Steps is a social enterprise that provides education and work training for young adults with learning differences, such as autism, since 2016. The SE is issuing annual impact reports since 2019. Yet, conversations between the Steps co-founder Uang Hotrakitiya and the School of Global Studies revealed that identifying the actual links between the activities Steps is offering and the impacts the trainees are experiencing is an ongoing task. This has especially been the case for new activities, such as the “Business Service Center” at Steps, where trainees digitize and sort documents provided by outside businesses. Following these conversations SGS offered to assess the social impact of this recently established Business Service Center.

The SGS researchers, Panisa Songsithichoke (cohort 6 of the BA-GSSE program) and Ajarn Istvan Rado, conducted interviews with trainees and parents between January and March 2022, which resulted in the following deliverables:

A stakeholder-based Theory of Change (ToC): A ToC provides clarity about the impacts of a social enterprise by visualizing cause and effect processes. In-depth interviews with stakeholders enabled the researchers to visualize the changes trainees experienced as a result of working with Steps.

Identifying main outcomes: Main outcomes are usually long-term changes to wellbeing that are repeatedly referred to by respondents.

Assigning indicators to outcomes: Concrete examples provided by interviewees about the changes they have experienced can be used as a basis for impact measurement.
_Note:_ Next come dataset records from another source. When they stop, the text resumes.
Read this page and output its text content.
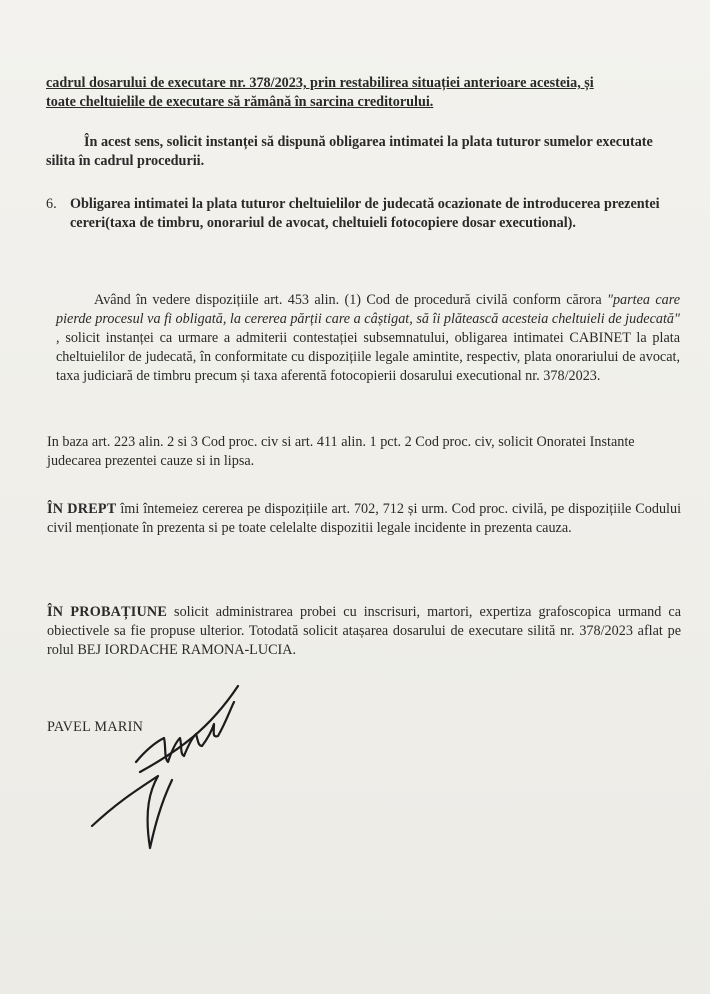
cadrul dosarului de executare nr. 378/2023, prin restabilirea situației anterioare acesteia, și
toate cheltuielile de executare să rămână în sarcina creditorului.
În acest sens, solicit instanței să dispună obligarea intimatei la plata tuturor sumelor executate silita în cadrul procedurii.
6. Obligarea intimatei la plata tuturor cheltuielilor de judecată ocazionate de introducerea prezentei cereri(taxa de timbru, onorariul de avocat, cheltuieli fotocopiere dosar executional).
Având în vedere dispozițiile art. 453 alin. (1) Cod de procedură civilă conform cărora "partea care pierde procesul va fi obligată, la cererea părții care a câștigat, să îi plătească acesteia cheltuieli de judecată" , solicit instanței ca urmare a admiterii contestației subsemnatului, obligarea intimatei CABINET la plata cheltuielilor de judecată, în conformitate cu dispozițiile legale amintite, respectiv, plata onorariului de avocat, taxa judiciară de timbru precum și taxa aferentă fotocopierii dosarului executional nr. 378/2023.
In baza art. 223 alin. 2 si 3 Cod proc. civ si art. 411 alin. 1 pct. 2 Cod proc. civ, solicit Onoratei Instante judecarea prezentei cauze si in lipsa.
ÎN DREPT îmi întemeiez cererea pe dispozițiile art. 702, 712 și urm. Cod proc. civilă, pe dispozițiile Codului civil menționate în prezenta si pe toate celelalte dispozitii legale incidente in prezenta cauza.
ÎN PROBAȚIUNE solicit administrarea probei cu inscrisuri, martori, expertiza grafoscopica urmand ca obiectivele sa fie propuse ulterior. Totodată solicit atașarea dosarului de executare silită nr. 378/2023 aflat pe rolul BEJ IORDACHE RAMONA-LUCIA.
PAVEL MARIN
Aj Istvan and Panisa presented the impact study report summarizing the deliverables at the Steps Vocational Center on 20 July 2022. The presentation was joined by the co-founders Max Simpson and Uang Hotrakitya, Yim Minchainant (psychologist and coach), Gamm Ritthinumporn (partnerships officer), and Ton Nattakorn Asunee Na Ayudhaya (communications manager), as well as two researchers from Sasin School of Management at Chulalongkorn University.

Currently, Steps and SGS are exploring ways to continue their collaboration in the social impact assessment field. Both organizations aim to improve their understanding of how different beneficiary groups experience changes in their wellbeing across different training programs. This will help in better targeting intended impacts among organizations working with neurodiverse young adults.